Live-paper run-level aborts (separate from team FAILED)
When the run itself aborts before any team trades — i.e., the live
TradingNode never builds — the failure surfaces as a Python
exception, not a FAILED.json. Common root-cause buckets:
| Exception | Bucket |
|---|
MissingBinanceCredentialsError | One of BINANCE_TESTNET_API_KEY / _API_SECRET / _ED25519_KEY_PATH is unset after env loading. Fail-fast guard in paper_phase._run_live. |
HttpClientBuildError("builder error") | rustls couldn't find / read the system CA bundle. SSL_CERT_FILE unset or pointing at a non-existent file. |
Both are diagnosed in skill
nautilus-competition-live-paper-troubleshooting. Run the pre-flight
one-liners above before re-invoking compete run --paper-mode live.
Running the hermetic demo
A self-contained fixture lives at examples/demo_competition/ (one
team, deterministic buy-and-hold, pre-baked synthetic uptrend catalog).
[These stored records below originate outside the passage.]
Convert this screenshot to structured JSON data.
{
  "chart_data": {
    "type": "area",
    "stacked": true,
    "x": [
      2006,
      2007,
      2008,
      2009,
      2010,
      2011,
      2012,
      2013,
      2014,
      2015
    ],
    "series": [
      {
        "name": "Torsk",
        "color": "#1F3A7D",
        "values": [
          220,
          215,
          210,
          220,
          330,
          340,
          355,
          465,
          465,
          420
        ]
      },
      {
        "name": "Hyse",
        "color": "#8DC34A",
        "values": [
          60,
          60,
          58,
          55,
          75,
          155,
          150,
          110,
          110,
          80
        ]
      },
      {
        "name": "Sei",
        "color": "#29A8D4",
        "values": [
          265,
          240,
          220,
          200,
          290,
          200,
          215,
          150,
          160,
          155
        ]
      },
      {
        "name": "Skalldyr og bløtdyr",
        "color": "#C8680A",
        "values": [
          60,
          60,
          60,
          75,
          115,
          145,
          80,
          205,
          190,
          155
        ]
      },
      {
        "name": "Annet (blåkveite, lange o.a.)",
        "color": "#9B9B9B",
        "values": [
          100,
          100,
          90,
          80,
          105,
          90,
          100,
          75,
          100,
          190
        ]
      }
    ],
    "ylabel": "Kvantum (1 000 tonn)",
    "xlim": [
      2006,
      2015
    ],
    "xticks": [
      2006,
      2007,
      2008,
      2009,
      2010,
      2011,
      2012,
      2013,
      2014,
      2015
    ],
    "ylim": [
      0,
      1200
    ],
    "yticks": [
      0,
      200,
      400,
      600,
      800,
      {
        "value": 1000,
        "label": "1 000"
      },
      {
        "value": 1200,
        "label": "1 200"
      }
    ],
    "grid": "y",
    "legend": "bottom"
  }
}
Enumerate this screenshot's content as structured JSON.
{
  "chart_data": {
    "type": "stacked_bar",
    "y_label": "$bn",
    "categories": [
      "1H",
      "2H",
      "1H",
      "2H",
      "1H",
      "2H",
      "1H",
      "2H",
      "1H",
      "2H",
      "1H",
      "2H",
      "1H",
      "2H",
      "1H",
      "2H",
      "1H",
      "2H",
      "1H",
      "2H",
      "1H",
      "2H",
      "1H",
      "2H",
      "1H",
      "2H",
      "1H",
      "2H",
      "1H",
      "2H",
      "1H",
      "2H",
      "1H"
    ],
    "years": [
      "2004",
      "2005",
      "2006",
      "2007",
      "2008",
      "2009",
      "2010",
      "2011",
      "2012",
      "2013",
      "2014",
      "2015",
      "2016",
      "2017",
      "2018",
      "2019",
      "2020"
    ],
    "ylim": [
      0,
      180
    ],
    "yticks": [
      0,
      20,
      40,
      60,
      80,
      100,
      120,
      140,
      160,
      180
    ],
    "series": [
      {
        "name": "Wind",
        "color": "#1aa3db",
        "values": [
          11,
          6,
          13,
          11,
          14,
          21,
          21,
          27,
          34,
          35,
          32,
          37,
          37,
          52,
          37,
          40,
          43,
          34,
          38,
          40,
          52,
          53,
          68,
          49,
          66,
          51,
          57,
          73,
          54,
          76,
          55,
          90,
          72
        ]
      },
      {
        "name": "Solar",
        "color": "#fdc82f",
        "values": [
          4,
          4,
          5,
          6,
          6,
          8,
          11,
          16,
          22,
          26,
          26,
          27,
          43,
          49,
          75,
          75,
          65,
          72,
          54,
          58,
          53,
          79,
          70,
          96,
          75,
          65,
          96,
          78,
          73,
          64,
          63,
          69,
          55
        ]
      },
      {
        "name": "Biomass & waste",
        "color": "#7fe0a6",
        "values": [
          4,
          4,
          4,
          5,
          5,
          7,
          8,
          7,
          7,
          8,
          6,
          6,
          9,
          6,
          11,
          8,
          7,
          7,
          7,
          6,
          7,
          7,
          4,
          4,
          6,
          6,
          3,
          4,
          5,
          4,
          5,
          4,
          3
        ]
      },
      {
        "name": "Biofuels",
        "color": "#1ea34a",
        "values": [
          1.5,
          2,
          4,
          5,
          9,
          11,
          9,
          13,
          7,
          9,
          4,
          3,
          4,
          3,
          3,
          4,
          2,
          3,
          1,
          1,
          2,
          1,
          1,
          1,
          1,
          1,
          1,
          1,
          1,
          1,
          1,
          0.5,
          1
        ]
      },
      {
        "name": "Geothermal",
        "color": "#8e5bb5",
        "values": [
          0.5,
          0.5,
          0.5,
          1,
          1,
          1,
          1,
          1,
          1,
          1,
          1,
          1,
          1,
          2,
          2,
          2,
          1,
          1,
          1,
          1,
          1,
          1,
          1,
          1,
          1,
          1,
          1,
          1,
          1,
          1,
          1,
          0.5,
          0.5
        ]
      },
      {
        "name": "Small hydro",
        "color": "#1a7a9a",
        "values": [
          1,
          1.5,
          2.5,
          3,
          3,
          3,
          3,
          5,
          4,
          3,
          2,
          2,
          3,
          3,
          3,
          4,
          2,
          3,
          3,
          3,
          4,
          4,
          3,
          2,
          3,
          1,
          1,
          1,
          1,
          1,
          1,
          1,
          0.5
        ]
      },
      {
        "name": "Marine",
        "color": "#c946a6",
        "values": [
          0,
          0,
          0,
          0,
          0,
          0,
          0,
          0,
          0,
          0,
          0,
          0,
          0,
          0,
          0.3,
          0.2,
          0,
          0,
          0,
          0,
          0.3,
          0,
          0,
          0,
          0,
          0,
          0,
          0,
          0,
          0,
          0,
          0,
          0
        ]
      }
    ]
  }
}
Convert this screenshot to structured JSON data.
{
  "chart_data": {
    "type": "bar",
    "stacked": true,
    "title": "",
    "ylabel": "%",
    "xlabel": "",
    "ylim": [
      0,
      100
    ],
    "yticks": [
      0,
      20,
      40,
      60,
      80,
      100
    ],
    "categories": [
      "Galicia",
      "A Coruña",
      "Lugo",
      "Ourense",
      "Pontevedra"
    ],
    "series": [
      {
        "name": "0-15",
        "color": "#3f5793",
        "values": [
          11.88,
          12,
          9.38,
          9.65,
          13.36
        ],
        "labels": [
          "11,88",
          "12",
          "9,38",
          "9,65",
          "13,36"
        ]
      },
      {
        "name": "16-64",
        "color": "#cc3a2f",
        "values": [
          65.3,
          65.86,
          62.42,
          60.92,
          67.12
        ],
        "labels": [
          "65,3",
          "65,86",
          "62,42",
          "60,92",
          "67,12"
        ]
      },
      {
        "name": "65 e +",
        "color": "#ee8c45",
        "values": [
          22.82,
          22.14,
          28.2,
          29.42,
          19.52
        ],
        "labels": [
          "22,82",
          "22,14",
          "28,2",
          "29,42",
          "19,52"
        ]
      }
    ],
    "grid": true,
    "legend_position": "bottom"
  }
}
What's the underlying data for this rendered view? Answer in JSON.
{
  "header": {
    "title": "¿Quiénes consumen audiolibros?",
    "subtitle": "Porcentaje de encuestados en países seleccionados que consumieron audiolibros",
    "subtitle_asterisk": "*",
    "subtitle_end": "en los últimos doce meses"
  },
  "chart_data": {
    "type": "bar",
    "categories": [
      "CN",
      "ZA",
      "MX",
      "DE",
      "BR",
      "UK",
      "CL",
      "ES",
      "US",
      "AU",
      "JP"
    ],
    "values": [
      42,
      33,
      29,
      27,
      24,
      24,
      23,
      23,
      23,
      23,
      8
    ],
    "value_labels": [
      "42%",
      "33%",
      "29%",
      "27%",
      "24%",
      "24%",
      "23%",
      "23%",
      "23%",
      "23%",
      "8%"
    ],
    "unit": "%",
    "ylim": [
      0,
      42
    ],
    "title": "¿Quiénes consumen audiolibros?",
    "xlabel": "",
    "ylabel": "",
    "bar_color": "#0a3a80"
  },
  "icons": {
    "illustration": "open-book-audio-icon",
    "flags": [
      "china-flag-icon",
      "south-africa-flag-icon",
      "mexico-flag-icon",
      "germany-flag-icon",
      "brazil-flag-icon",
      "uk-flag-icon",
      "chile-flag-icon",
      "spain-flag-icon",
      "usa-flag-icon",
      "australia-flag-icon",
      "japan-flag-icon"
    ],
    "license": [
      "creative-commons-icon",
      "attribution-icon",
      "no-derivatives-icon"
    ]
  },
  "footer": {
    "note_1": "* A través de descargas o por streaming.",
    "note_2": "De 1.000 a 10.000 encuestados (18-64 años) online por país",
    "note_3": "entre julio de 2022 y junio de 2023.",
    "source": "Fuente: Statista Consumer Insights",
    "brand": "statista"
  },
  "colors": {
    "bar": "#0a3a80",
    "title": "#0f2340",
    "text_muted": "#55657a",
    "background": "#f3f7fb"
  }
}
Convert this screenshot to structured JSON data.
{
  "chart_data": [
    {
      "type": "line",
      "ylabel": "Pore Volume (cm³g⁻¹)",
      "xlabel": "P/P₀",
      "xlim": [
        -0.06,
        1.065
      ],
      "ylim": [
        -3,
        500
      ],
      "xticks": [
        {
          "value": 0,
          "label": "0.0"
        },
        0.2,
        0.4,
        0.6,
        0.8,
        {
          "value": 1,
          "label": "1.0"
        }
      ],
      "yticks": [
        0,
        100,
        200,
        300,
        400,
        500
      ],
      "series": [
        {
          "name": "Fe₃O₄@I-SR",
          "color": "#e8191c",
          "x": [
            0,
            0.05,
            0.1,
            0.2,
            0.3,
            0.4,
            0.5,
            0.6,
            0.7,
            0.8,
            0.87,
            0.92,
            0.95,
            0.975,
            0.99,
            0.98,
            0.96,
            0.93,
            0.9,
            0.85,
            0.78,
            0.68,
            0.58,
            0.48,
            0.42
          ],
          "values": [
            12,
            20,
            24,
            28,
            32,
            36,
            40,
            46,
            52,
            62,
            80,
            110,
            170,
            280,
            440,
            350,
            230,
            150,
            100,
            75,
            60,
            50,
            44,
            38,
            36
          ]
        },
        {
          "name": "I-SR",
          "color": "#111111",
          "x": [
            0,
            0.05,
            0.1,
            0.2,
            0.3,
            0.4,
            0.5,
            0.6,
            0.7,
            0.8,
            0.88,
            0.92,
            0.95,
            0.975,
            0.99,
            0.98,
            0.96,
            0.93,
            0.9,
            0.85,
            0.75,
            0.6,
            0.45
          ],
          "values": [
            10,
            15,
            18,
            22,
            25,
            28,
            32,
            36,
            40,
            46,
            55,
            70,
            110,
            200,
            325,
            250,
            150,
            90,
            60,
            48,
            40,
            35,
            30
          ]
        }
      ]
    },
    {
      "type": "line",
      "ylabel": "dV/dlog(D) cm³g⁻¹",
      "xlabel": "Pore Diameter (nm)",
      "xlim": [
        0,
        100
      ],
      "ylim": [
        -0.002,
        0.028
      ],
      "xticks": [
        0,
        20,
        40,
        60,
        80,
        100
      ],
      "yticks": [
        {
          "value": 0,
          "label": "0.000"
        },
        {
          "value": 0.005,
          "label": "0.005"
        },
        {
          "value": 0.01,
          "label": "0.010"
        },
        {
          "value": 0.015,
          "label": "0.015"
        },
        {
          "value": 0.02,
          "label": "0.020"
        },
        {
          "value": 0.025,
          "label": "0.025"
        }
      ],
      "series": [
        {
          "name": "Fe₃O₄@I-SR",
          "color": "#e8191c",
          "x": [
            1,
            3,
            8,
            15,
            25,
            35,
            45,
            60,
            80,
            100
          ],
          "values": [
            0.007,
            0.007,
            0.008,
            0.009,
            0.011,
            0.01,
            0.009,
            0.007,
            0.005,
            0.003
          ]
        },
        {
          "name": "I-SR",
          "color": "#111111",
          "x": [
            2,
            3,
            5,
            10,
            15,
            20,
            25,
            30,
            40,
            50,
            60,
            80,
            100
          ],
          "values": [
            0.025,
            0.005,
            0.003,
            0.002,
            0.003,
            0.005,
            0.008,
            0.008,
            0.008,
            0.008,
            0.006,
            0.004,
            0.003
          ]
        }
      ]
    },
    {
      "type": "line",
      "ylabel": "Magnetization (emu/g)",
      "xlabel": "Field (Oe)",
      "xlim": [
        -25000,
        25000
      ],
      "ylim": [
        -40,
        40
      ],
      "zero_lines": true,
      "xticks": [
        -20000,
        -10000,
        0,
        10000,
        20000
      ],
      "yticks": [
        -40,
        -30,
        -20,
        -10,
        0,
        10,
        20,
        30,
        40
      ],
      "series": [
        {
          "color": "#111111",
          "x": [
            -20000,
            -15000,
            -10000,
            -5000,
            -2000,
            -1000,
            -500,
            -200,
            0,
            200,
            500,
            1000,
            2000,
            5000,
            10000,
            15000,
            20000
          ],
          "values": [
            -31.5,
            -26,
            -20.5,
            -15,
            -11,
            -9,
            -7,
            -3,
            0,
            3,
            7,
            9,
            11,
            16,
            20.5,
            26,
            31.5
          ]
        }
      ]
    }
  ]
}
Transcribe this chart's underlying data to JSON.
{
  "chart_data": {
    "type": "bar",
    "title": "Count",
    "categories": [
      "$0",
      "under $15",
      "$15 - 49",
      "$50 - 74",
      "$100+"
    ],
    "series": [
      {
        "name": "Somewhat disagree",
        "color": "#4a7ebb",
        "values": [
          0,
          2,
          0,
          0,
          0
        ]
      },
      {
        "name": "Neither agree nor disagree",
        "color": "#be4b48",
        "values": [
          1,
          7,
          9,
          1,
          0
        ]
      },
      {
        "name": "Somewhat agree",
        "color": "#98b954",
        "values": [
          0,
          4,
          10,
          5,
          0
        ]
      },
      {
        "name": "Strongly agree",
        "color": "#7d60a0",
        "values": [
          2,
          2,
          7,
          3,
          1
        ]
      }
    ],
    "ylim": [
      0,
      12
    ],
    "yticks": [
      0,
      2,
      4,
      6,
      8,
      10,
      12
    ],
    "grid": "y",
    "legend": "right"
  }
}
It needs no Claude or Binance credentials:
compete run examples/demo_competition --paper-duration-minutes 1
Expected artefacts:
examples/demo_competition/runs/<run_id>/round_01/eval/team_demo/eval_metrics.json
examples/demo_competition/runs/<run_id>/round_01/paper/team_demo/paper_metrics.json
examples/demo_competition/runs/<run_id>/round_01/leaderboard.md
examples/demo_competition/runs/<run_id>/final_leaderboard.md
examples/demo_competition/teams/team_demo/incoming/round_01_leaderboard.md
Use this fixture as the canonical end-to-end smoke test before any
substantive harness change.
References
docs/competition.md — the canonical operator runbook.
docs/team-contract.md — the per-team contract (skill:
nautilus-competition-team-author).
docs/observability.md — metrics + dashboard (skill:
nautilus-competition-observability).
nautilus_competition/config.py — full CompetitionConfig schema.